Al otro día, oyendo el relato de las piedras que lanzaban chispas, subieron a recogerlas y al frotarlas junto a ramas secas lograron encender pequeñas fogatas. Habían descubierto el pedernal. Habían descubierto cómo hacer el fuego.

Desde entonces, los mapuches tuvieron fuego para alumbrar sus noches, calentarse y cocer sus alimentos.

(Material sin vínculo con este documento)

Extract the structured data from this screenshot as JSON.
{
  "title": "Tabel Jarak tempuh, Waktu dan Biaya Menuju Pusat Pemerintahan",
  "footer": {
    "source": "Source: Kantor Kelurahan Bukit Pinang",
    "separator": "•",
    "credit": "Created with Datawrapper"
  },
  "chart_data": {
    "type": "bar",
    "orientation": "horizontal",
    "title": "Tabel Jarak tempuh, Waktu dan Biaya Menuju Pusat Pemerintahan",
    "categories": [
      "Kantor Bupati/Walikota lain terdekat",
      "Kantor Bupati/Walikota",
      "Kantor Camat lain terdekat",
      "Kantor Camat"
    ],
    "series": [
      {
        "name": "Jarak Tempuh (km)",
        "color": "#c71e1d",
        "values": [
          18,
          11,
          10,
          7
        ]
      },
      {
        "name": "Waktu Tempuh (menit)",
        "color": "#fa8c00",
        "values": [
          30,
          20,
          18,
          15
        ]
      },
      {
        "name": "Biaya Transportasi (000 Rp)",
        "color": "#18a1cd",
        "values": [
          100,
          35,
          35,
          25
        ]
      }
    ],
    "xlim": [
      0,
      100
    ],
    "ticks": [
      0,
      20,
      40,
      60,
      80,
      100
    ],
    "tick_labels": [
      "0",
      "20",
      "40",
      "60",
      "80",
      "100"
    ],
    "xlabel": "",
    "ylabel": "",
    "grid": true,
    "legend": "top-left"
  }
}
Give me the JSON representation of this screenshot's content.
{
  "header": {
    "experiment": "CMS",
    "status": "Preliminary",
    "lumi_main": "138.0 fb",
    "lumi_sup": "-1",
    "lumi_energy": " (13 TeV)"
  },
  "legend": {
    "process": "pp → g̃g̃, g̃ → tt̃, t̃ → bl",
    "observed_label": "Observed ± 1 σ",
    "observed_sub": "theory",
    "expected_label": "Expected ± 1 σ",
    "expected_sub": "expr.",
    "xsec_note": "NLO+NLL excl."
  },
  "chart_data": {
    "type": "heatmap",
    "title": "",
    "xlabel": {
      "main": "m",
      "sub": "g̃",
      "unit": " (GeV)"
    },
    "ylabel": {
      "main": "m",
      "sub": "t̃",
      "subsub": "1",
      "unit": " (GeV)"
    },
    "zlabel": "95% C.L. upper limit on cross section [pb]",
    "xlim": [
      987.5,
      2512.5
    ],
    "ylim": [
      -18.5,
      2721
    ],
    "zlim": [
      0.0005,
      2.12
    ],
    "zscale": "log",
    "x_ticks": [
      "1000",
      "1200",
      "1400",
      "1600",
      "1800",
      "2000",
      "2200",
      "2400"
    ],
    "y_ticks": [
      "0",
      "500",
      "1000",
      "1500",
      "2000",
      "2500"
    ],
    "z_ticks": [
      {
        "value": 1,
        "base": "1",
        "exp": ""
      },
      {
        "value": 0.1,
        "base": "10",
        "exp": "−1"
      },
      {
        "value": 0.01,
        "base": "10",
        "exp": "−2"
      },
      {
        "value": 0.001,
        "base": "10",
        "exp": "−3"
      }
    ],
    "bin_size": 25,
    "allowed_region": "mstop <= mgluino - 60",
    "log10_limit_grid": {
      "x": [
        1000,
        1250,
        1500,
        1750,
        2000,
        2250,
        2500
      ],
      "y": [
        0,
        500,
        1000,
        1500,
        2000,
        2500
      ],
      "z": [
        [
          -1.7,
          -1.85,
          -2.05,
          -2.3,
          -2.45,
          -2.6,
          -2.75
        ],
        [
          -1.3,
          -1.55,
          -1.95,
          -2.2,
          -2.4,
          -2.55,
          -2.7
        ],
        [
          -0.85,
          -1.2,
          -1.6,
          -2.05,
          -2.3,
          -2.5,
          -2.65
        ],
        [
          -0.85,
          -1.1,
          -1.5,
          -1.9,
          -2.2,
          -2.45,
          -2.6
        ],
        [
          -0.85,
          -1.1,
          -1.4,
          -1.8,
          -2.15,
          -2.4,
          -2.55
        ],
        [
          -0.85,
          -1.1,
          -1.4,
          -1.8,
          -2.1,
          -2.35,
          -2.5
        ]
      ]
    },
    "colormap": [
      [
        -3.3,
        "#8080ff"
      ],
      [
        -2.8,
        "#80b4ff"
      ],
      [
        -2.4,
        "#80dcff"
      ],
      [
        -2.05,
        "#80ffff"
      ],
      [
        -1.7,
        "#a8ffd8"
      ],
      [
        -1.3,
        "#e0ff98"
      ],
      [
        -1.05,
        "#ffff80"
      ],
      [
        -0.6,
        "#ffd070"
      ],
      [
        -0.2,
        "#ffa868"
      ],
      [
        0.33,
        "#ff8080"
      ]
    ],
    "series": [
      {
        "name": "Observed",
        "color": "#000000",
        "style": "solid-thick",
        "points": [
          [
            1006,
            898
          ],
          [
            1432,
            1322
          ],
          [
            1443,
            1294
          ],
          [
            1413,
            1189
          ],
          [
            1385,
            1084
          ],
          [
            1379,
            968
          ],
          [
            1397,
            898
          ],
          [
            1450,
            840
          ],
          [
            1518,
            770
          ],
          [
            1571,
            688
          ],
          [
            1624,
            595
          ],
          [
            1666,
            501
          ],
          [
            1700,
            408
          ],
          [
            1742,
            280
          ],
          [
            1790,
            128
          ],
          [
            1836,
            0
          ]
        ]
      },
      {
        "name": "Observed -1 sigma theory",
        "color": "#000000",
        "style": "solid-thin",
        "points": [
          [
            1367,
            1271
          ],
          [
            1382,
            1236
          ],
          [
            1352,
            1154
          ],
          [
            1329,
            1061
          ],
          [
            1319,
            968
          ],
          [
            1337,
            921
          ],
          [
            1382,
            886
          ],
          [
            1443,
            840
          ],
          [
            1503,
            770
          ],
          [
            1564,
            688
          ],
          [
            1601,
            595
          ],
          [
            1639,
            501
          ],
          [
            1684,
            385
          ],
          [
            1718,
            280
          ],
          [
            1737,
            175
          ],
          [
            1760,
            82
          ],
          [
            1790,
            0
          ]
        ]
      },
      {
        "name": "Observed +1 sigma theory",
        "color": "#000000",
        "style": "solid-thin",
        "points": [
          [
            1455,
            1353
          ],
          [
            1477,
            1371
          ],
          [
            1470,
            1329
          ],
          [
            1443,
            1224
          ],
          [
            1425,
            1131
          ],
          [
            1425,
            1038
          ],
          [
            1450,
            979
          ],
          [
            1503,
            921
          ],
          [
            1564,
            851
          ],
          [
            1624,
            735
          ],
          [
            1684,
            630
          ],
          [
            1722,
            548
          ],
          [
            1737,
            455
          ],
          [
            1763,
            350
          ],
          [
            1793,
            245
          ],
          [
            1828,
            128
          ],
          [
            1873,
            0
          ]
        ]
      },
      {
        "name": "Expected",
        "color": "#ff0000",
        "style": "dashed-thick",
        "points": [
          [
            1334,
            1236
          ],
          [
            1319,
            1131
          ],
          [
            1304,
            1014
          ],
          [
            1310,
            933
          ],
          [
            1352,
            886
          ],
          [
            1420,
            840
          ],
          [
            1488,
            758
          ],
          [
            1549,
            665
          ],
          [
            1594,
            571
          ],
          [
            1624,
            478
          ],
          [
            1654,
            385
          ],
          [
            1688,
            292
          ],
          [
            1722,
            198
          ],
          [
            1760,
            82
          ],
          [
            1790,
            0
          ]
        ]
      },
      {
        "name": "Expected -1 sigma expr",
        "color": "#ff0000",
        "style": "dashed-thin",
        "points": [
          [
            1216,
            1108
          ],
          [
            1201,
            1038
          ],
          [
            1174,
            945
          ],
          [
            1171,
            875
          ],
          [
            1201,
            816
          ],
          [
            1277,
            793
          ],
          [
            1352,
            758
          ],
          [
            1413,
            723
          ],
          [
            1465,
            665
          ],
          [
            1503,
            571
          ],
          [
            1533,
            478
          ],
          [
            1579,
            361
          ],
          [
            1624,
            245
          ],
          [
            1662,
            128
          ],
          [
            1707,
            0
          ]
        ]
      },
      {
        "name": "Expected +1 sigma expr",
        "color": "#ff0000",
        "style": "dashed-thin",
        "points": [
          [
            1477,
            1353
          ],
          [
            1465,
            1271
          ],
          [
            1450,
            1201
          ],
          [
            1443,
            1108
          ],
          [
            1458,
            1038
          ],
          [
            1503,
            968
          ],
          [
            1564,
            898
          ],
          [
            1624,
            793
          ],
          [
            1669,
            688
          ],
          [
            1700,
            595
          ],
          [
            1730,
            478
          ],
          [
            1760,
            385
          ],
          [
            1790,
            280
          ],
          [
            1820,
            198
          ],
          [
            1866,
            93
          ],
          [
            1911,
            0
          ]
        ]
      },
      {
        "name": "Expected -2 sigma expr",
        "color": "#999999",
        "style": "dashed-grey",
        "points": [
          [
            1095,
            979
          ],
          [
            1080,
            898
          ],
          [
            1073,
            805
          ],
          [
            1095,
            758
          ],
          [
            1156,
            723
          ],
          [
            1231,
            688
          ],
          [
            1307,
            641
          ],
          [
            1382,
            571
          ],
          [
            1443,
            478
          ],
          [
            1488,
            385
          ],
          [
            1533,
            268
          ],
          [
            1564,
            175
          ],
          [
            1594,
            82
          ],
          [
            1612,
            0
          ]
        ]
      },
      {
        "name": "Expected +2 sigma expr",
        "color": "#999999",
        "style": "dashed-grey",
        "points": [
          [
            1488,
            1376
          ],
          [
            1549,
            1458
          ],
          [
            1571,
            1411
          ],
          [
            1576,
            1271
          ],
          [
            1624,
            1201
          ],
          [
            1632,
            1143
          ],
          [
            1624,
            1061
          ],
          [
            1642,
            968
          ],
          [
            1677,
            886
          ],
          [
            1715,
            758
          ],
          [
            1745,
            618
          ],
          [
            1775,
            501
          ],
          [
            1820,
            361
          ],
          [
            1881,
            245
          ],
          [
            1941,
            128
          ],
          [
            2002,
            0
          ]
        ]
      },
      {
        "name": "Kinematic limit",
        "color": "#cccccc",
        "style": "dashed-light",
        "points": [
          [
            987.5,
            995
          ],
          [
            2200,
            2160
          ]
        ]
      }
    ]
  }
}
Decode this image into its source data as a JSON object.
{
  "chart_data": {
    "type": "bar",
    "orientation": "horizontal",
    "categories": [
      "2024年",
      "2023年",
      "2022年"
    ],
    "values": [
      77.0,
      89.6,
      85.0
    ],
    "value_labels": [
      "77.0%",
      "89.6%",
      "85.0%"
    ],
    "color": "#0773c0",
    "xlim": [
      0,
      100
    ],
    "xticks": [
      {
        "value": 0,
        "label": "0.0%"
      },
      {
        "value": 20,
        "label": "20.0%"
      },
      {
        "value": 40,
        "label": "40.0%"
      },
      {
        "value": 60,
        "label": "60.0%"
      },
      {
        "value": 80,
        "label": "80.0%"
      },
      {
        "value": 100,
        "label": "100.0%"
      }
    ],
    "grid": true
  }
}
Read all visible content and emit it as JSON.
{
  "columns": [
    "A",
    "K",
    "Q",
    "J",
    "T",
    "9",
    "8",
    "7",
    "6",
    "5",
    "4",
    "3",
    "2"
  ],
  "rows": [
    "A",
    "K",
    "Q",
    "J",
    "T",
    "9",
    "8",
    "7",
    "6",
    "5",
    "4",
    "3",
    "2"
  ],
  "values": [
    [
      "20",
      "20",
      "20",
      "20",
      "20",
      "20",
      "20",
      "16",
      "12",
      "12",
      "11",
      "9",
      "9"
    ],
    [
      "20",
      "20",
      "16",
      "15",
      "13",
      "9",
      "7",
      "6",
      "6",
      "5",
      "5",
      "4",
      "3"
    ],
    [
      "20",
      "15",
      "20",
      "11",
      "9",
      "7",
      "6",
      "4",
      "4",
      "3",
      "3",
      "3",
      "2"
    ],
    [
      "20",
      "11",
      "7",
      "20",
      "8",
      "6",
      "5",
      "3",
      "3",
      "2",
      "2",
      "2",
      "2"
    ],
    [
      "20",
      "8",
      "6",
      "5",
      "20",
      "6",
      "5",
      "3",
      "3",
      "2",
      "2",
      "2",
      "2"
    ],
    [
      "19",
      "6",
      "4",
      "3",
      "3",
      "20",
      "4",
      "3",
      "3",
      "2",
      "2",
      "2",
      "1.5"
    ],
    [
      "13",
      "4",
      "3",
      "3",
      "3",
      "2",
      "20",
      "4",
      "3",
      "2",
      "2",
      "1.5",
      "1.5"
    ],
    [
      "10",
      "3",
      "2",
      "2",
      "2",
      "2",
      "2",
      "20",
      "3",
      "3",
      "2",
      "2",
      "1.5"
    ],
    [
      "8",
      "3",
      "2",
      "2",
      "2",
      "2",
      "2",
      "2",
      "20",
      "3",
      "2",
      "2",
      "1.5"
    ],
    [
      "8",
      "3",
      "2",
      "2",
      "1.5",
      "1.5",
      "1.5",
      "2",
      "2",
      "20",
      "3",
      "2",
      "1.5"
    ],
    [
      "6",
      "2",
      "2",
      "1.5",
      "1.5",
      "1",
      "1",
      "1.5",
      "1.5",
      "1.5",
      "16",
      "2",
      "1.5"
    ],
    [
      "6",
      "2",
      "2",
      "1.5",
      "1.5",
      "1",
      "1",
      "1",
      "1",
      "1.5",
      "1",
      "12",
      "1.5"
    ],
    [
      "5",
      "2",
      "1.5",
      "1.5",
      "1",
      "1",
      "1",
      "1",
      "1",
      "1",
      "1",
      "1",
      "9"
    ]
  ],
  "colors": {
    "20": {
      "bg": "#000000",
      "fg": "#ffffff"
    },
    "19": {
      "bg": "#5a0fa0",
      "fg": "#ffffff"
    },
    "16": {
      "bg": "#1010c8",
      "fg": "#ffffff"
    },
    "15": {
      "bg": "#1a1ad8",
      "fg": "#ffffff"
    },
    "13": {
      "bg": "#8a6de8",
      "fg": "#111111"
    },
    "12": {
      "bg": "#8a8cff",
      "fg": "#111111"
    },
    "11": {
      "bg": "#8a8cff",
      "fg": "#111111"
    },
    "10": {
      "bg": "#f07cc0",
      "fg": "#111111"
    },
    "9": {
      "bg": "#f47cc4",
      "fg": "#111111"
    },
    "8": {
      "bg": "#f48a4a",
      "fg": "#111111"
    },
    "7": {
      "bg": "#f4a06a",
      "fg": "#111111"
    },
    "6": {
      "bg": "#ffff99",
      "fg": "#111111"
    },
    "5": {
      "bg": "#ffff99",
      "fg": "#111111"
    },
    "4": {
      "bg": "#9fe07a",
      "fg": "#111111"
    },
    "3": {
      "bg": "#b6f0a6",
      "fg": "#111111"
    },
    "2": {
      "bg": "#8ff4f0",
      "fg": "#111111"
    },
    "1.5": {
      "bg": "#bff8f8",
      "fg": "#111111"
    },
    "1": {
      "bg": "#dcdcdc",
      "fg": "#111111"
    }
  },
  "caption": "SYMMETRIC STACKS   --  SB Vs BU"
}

En la religiosidad mapuche, cada componente de la naturaleza tiene su ngen, es decir, su dueño o cuidador: del cerro (ngen-winkul), del agua (ngen-ko), del bosque nativo (ngen-mawida), de la piedra (ngen-kurra), del viento (ngen-kurref), del fuego (ngen-kutral) y de la tierra (ngen-mapu). Sin los ngen el agua se acabaría, el viento no soplaría, el bosque se secaría, el fuego se extinguiría, el cerro se desmoronaría, la tierra se emparejaría, la piedra se partiría. El ngen anima a estas cosas, les da vida. Para la mayoría de los mapuches, el fuego habría sido entregado por los espíritus a las personas y su nombre en mapudungún es kütral, quitral o kütxa, que implica fuerza y poder. Es un elemento organizador de la vida comunitaria de la tierra y también de los hogares: nunca debe apagarse. Al ngen que lo cuida se le considera como dueño de la casa; reside en el fogón de la ruka. Con un soplo, vuelve a prenderse dando calor y comida caliente para la familia.